Ingat, bernapas dengan perut bukan dengan dada.

Aku jadi ingat salah satu teknik pernapasan dalam yoga, yaitu ujjayi breath, bernapas melalui hidung dan mengembuskannya lewat hidung dengan suara sedikit mendesis. Ini sangat baik untuk kita bisa menyadari napas dan membuat jiwa menjadi lebih calm.

Bagaimana Ini Mengubahku

Buat aku, semenjak membaca buku ini, aku jadi lebih sering menyadari napas aku. Aku juga senantiasa mengaturnya untuk memastikan tetap dilakukan melalui hidung — tarik dan embusnya. Aku meyakini, jika melakukan ini setahap demi setahap, ini dapat menjadi kebiasaan jangka panjang yang menyehatkan tubuhku. Setidaknya, sekarang pun aku sudah merasakan manfaatnya. Tubuh jadi lebih berenergi, pikiran lebih tenang dan jernih, aku juga lebih mudah termotivasi, tubuh tidak mudah lelah ataupun pegal-pegal.

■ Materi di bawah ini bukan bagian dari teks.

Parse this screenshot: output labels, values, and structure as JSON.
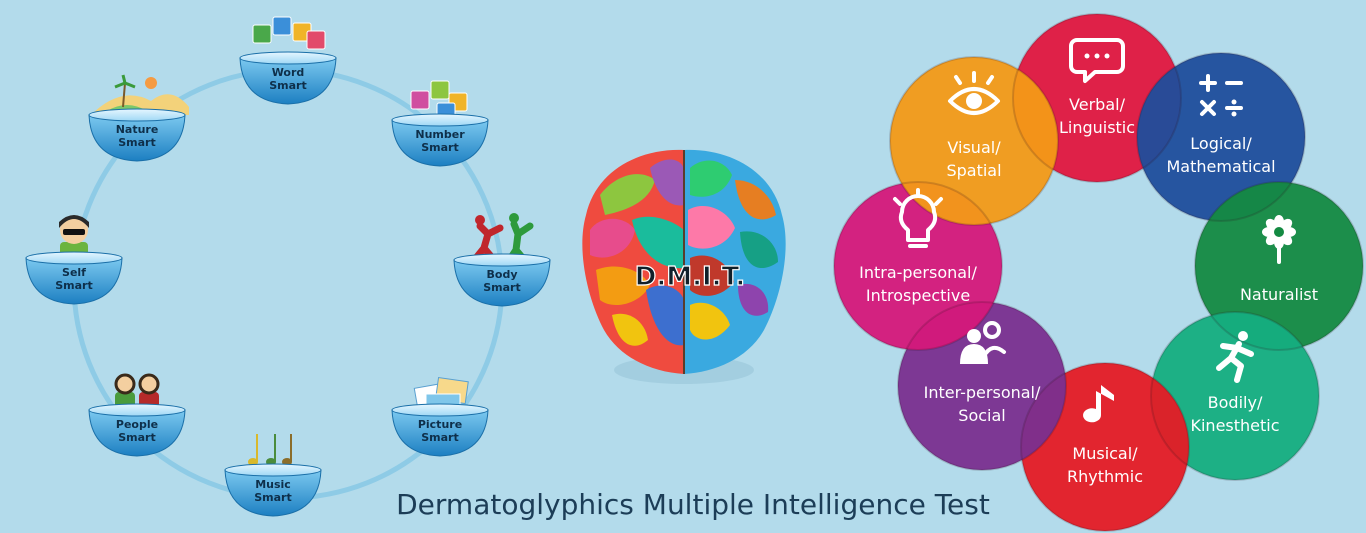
{
  "caption": "Dermatoglyphics Multiple Intelligence Test",
  "brain_label": "D.M.I.T.",
  "ring_items": [
    {
      "line1": "Word",
      "line2": "Smart",
      "icon": "letter-blocks-icon"
    },
    {
      "line1": "Number",
      "line2": "Smart",
      "icon": "number-blocks-icon"
    },
    {
      "line1": "Body",
      "line2": "Smart",
      "icon": "dancing-figures-icon"
    },
    {
      "line1": "Picture",
      "line2": "Smart",
      "icon": "photos-icon"
    },
    {
      "line1": "Music",
      "line2": "Smart",
      "icon": "music-notes-icon"
    },
    {
      "line1": "People",
      "line2": "Smart",
      "icon": "two-people-icon"
    },
    {
      "line1": "Self",
      "line2": "Smart",
      "icon": "person-sunglasses-icon"
    },
    {
      "line1": "Nature",
      "line2": "Smart",
      "icon": "landscape-icon"
    }
  ],
  "circles": [
    {
      "lines": [
        "Verbal/",
        "Linguistic"
      ],
      "color": "#e2173f",
      "icon": "speech-bubble-icon"
    },
    {
      "lines": [
        "Logical/",
        "Mathematical"
      ],
      "color": "#1f4e9c",
      "icon": "math-symbols-icon"
    },
    {
      "lines": [
        "Naturalist"
      ],
      "color": "#148a42",
      "icon": "flower-icon"
    },
    {
      "lines": [
        "Bodily/",
        "Kinesthetic"
      ],
      "color": "#15ae7f",
      "icon": "running-person-icon"
    },
    {
      "lines": [
        "Musical/",
        "Rhythmic"
      ],
      "color": "#e51b25",
      "icon": "music-note-icon"
    },
    {
      "lines": [
        "Inter-personal/",
        "Social"
      ],
      "color": "#7a2f8f",
      "icon": "people-icon"
    },
    {
      "lines": [
        "Intra-personal/",
        "Introspective"
      ],
      "color": "#d5187a",
      "icon": "lightbulb-icon"
    },
    {
      "lines": [
        "Visual/",
        "Spatial"
      ],
      "color": "#f39a17",
      "icon": "eye-icon"
    }
  ]
}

Barangkali memang kita perlu mengambil waktu beberapa menit atau setengah jam sehari untuk membetulkan napas kita. Entah dengan meditasi, berzikir, merenung, ataupun refleksi. Intinya siapkan waktu setiap hari untuk membenarkan cara kita bernapas, 10 menit sehari pun oke.

Jaga (Napas) Orang Tersayang Kita

Jika kamu memiliki pasangan atau anak, atau saudara, atau orang tua, segera beritahu mereka untuk selalu bernapas dengan hidung. Minta juga mereka untuk menutup mulut kamu pelan-pelan, jika pada saat kamu tidur mereka melihatmu bernapas melalui mulut. Begitu pun sebaliknya.

Selalu ingatkan anak-anakmu untuk bernapas melalui hidung sehingga itu jadi kebiasaan yang akan mereka lakukan hingga dewasa. Akhir kata, aku sangat menyarankan kamu untuk membaca buku ini.